On a lonely desert road in the middle of nowhere hard-drinking patrons of a country-fried dive bar must stand together as they are forced to fight for their lives against a vicious family of blood-crazed monsters in this fast and frenzied throwback to the age of B-Horror greatness. Starring Balthazar Getty, Judah Friedlander, Henry Rollins, and Clu Gulager.
This is an hour and a half of tongue-in-cheek horror wrapped in nostalgic genre scenarios, deep fried in gut-wrenching camp value and served with an homage-to-the-classics dipping sauce. Yes, I liked it a lot and no, I am not wearing pants.
Feast is a sepia-toned, dirty bloodbath packed with an unbelievable amount of bad taste. The cinematography was so frantically chaotic that I felt like the constant and bloody violence wasn’t the only thing that kept me on edge(aroused). This movie reeked of vintage, gritty horror and western blood oozed from its veins. Horrible freeze-frame character introductions only added to the charm of this guiltiest of all pleasures. It seemed like no one was safe, nothing was sacred and anything could happen at any moment.
When a group of lowlife locals gather in the dingiest bar ever established they end up having to fight for more than their self-respect. It seems that from the silent desert night has come a family of horrible beasts that will kill in any way that involves gallons upon gallons of blood drenching the imbibing protagonists. This is a dirty and dusty western set to the tune of the goriest monster carnage I have seen since… well, this movie may in fact be at the top of that list. As the story evolves we begin to notice that although all characters involved have pretty much spent their entire life drunk and angry together, they don’t really know who they can trust and who would make the best bait. We see some pretty upsetting decisions go down as well as the gruesome chuckle-worthy aftermaths. I laughed quite a bit at the gory deaths of some of the innocent barstool jockeys and yes, I am a calloused son of a bitch.

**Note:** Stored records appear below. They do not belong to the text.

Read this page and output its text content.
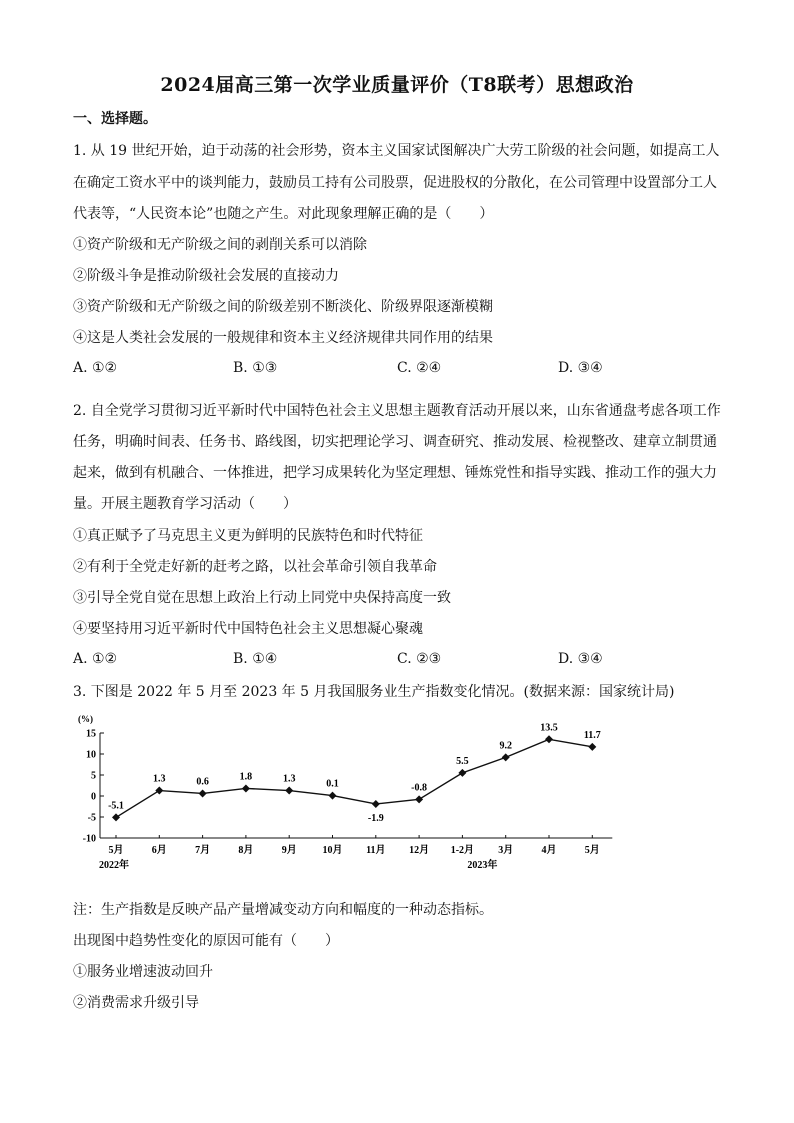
2024届高三第一次学业质量评价（T8联考）思想政治
一、选择题。
1. 从 19 世纪开始，迫于动荡的社会形势，资本主义国家试图解决广大劳工阶级的社会问题，如提高工人
在确定工资水平中的谈判能力，鼓励员工持有公司股票，促进股权的分散化，在公司管理中设置部分工人
代表等，“人民资本论”也随之产生。对此现象理解正确的是（　　）
①资产阶级和无产阶级之间的剥削关系可以消除
②阶级斗争是推动阶级社会发展的直接动力
③资产阶级和无产阶级之间的阶级差别不断淡化、阶级界限逐渐模糊
④这是人类社会发展的一般规律和资本主义经济规律共同作用的结果
A. ①②	B. ①③	C. ②④	D. ③④
2. 自全党学习贯彻习近平新时代中国特色社会主义思想主题教育活动开展以来，山东省通盘考虑各项工作
任务，明确时间表、任务书、路线图，切实把理论学习、调查研究、推动发展、检视整改、建章立制贯通
起来，做到有机融合、一体推进，把学习成果转化为坚定理想、锤炼党性和指导实践、推动工作的强大力
量。开展主题教育学习活动（　　）
①真正赋予了马克思主义更为鲜明的民族特色和时代特征
②有利于全党走好新的赶考之路，以社会革命引领自我革命
③引导全党自觉在思想上政治上行动上同党中央保持高度一致
④要坚持用习近平新时代中国特色社会主义思想凝心聚魂
A. ①②	B. ①④	C. ②③	D. ③④
3. 下图是 2022 年 5 月至 2023 年 5 月我国服务业生产指数变化情况。(数据来源：国家统计局)
(%)
15
10
5
0
-5
-10
5月	6月	7月	8月	9月	10月 11月 12月 1-2月 3月	4月	5月
-5.1
1.3	0.6	1.8	1.3	0.1
-1.9
-0.8
5.5
9.2
13.5
11.7
2022年	2023年
注：生产指数是反映产品产量增减变动方向和幅度的一种动态指标。
出现图中趋势性变化的原因可能有（　　）
①服务业增速波动回升
②消费需求升级引导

I particularly like it when a horror movie can succeed in scaring the characters in the story without having to resort to cheap jump-out scenes to try and scare me (I always scream). This is a no-bullsh*t monster movie that doesn’t try to hide the violence for psychological suspense, either. You do view the entire movie from the barflies’ point of view but the flick is anything but cheap on creature shots. One scenario in particular (involving a rapidly decaying, maggot infested face) almost kept me from keeping down the entire bottle of Charles Shaw Chardonnay I had just pounded (because I’m classy, ladies). I loved the desperation on said character’s hideous face throughout the torturous scenes and not only was willing to accept that these poor souls were most likely going to be shredded into a crimson pulp, but I was looking forward to it.
John Gulager obviously knows how to get the entire bang for his buck considering this movie was made for just slightly over one million bucks. Feast unleashed more ass-kickery than most big budgeted horror films I have seen in a long time. The only thing that made it feel like it was without infinite monetary backing was the fact that most of the movie took place inside the bar. Despite the budgetary constraints, every over-the-top scene will satisfy even the most blood hungry gore lover in you. Gulager delivers visions of monster sex/birth, out-of-the-blue amputation, a plethora of disembowelments, decapitations galore, and even a few curse words. This movie has no identity crisis, it shows you exactly what it is and it is not bashful.
I am happy to say that this flick stands proudly in my movie collection and I must mention that I also loved the much-deserved sequel. One can only hope that Feast III hits shelves with the same disgusting spirit. It seems like it has been far too long since we were given the chance to appreciate good, ol’ fashioned, grisly monster horror and I am very grateful that Feast has been brought to the table.